In the ongoing legal battle between Binance and the U.S. Securities and Exchange Commission (SEC), Judge Amy Berman Jackson has issued several minute orders to conclude the discovery phase. 

This development is pivotal in the lawsuit involving Binance, its former CEO Changpeng Zhao, and Binance.US. The district court has dismissed some of the SEC’s securities law violation claims related to sales of BUSD, Simple Earn, and secondary sales of BNB.

Deadlines Set for Remaining Motions

Judge Jackson has instructed both parties to file a joint submission by July 29 detailing the schedule for further proceedings. This submission must include deadlines for any motion to amend the complaint or seek relief from the recent ruling on the motion to dismiss.

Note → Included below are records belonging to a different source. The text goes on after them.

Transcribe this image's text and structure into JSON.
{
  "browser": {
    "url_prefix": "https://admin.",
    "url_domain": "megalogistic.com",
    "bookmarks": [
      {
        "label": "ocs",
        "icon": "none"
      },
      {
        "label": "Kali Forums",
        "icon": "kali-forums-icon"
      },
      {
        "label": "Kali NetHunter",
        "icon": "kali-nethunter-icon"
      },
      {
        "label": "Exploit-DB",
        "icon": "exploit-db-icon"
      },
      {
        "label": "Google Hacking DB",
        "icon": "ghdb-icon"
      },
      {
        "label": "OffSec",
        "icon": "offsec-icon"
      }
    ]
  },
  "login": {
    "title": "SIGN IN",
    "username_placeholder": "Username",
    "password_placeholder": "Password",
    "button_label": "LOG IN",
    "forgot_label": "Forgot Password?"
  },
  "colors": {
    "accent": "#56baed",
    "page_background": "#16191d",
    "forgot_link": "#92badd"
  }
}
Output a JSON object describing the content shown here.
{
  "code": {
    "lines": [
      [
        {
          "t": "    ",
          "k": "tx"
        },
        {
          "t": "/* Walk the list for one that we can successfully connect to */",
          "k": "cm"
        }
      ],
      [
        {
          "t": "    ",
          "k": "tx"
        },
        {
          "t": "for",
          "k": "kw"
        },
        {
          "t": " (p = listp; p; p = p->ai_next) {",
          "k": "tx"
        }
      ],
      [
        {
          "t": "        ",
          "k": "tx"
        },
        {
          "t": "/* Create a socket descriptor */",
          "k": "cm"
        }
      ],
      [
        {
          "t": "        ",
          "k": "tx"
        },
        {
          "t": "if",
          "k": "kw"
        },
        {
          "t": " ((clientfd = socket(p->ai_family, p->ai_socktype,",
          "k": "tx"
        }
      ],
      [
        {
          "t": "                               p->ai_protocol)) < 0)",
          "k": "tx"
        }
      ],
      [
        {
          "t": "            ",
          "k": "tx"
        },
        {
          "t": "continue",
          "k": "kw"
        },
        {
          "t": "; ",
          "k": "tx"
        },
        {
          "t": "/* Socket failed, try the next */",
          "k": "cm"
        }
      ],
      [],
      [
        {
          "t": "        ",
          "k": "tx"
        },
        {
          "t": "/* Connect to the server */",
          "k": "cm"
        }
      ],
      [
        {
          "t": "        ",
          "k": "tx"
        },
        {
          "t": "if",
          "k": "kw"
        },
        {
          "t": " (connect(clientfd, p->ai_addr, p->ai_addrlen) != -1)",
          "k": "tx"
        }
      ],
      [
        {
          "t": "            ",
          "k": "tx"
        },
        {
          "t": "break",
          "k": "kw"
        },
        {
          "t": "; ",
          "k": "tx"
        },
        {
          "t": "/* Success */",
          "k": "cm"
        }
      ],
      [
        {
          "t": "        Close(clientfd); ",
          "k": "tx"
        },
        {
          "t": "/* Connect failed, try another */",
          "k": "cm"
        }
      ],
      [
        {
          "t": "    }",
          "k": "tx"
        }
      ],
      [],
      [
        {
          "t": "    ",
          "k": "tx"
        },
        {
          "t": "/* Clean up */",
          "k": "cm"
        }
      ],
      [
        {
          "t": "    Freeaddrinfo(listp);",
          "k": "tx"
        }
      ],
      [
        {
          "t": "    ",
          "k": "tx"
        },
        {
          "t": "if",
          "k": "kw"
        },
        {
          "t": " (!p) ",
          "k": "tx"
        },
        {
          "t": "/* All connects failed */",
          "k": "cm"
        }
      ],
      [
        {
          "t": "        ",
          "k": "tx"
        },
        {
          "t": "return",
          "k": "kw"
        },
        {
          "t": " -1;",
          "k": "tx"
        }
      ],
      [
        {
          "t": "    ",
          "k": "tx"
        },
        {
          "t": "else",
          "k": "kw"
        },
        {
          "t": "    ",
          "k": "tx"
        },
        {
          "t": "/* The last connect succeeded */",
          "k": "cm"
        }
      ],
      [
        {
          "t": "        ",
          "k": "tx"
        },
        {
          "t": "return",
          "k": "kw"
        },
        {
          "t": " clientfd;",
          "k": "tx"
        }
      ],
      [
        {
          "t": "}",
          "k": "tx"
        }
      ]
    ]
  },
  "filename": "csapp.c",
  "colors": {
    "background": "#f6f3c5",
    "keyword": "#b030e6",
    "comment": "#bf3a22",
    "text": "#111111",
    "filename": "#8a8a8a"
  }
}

According to the court order, the submission should also address “whether and how discovery would commence if any motions to amend or for relief are filed, and whether discovery should proceed in phases.”

Additionally, the court docket now includes a minute update on scheduling conference proceedings. This update mandates that Binance and the SEC meet and confer to prepare the joint submission by the court-set deadline.

Partial Victory for Binance Fuels Market Sentiment

The recent court ruling has been seen as a partial victory for Binance, positively influencing the cryptocurrency market. The judge’s decision aligns with the precedent set by Judge Torres, indicating that crypto tokens are not inherently securities. 

Specifically, the court found that sales of BNB on secondary exchanges were not sufficiently alleged to be securities, and it ruled that the stablecoin BUSD is not classified as a security. This decision was partly based on filings from the U.S. Department of Justice in the Mango Markets lawsuit, which contradicted the SEC’s stance on BUSD and other stablecoins.

Despite this partial victory, the court rejected the motion to dismiss by Binance.US. The exchange remains vigilant and prepared for the subsequent phases of the legal process. Following the ruling, the price of BNB saw an increase of 1.38% in the past 24 hours, trading around $524.

Broader Regulatory Context and Reactions

This lawsuit is part of a broader regulatory effort by the U.S. government to closely monitor and regulate the cryptocurrency industry, which has been growing steadily. The SEC’s actions against Binance are similar to crackdowns on other major crypto exchanges like Coinbase and Kraken. The legal battle has sparked various reactions within the crypto community. 

David Barrera, Co-Founder and CEO of Enumma commented on the potential for the SEC to amend its complaint or seek relief from the court’s recent ruling, suggesting that the regulatory body may continue its search for additional evidence to support its case against Binance.

I wonder what exactly went down this morning in SEC v. Binance. But by all appearances, it seems likely the SEC will amend the complaint (and/or ask for some type of relief from the ruling on the motion to dismiss). https://t.co/W407ohKatT pic.twitter.com/qG9UJbTpOF

— David Barrera (@david_r_barrera) July 9, 2024

The SEC’s lawsuit, filed last year, accuses Binance and its CEO of several wrongdoings, including diverting customer funds, misleading investors, inflating trading volumes, and failing to prevent U.S. customers from accessing its platform. The SEC also claims that Binance allowed trading financial products that must be correctly registered.